- 7 oz uncooked elbow macaroni (2 cups) – I use GF macaroni
- 10 oz pkg frozen petite peas
- 1 cup cubed cheddar cheese (about 4 oz) – if you are lactose sensitive, try Manchego cheese…not the same flavor, but still yummy and easy on the tummy!
- 1 cup chopped dill pickles
- 1/2 cup diced sweet onion
- 6 hard-boiled eggs; 2 sliced (for garnish) and 4 chopped
- 1 cup Best Foods mayonnaise (or homemade, if you prefer)
- 1 tsp dijon mustard
- 1 Tblsp curry powder
- 1/4 cup dill pickle juice
- Salt and pepper to taste
Cook macaroni per package instructions.
While macaroni is cooking, mix Dressing ingredients together in small bowl (or a 2-cup measuring cup works fine also).

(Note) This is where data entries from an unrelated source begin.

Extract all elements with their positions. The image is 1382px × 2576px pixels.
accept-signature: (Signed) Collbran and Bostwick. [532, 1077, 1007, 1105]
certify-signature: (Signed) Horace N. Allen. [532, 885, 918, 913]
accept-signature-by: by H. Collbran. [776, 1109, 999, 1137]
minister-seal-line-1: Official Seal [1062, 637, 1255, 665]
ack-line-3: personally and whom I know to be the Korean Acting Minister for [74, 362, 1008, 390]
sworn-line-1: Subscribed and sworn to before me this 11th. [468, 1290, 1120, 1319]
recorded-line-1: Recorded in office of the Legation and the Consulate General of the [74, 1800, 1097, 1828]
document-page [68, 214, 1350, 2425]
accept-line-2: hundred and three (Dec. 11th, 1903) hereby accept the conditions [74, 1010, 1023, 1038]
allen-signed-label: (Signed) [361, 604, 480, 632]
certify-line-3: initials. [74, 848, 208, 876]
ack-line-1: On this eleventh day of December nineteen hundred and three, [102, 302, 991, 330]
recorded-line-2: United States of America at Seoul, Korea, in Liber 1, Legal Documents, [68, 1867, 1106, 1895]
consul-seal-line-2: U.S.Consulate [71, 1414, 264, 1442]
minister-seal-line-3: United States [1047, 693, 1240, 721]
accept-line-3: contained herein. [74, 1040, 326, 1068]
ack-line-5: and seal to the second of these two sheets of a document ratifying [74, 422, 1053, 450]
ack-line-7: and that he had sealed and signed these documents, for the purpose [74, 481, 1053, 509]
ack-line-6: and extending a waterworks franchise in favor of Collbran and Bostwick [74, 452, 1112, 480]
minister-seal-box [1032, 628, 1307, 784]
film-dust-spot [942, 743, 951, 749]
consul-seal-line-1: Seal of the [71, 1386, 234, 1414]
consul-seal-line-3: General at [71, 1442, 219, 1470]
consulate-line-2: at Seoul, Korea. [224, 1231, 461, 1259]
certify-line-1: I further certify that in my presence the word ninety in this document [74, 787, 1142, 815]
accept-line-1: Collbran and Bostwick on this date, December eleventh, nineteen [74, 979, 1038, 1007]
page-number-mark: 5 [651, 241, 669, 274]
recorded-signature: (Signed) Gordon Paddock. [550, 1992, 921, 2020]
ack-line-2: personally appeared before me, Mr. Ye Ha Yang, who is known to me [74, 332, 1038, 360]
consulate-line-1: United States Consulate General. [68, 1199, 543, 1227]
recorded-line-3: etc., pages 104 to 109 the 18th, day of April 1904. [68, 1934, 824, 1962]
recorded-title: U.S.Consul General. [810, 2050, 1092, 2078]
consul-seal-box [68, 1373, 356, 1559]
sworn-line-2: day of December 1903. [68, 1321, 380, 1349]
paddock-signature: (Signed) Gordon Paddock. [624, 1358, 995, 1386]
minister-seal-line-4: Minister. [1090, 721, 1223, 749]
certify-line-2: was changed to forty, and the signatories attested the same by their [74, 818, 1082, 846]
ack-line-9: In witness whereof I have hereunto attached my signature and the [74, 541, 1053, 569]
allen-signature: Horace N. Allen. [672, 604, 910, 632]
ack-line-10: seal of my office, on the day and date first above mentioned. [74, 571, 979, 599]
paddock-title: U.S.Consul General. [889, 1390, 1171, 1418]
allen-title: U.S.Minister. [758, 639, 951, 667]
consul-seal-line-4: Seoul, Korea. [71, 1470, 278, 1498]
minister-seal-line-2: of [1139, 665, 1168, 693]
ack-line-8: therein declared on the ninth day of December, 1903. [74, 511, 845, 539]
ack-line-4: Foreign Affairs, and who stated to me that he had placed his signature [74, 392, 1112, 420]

Drain cooked macaroni and put into a large bowl and add remaining ingredients (except sliced eggs, reserved for garnish) and dressing. Fold together gently until evenly mixed.
Cover and refrigerate for at least 2 hours.
If it is on the dry side after refrigeration, add more mayo and/or pickle juice and fold together gently until incorporated.
Garnish with sliced eggs and pepper before serving.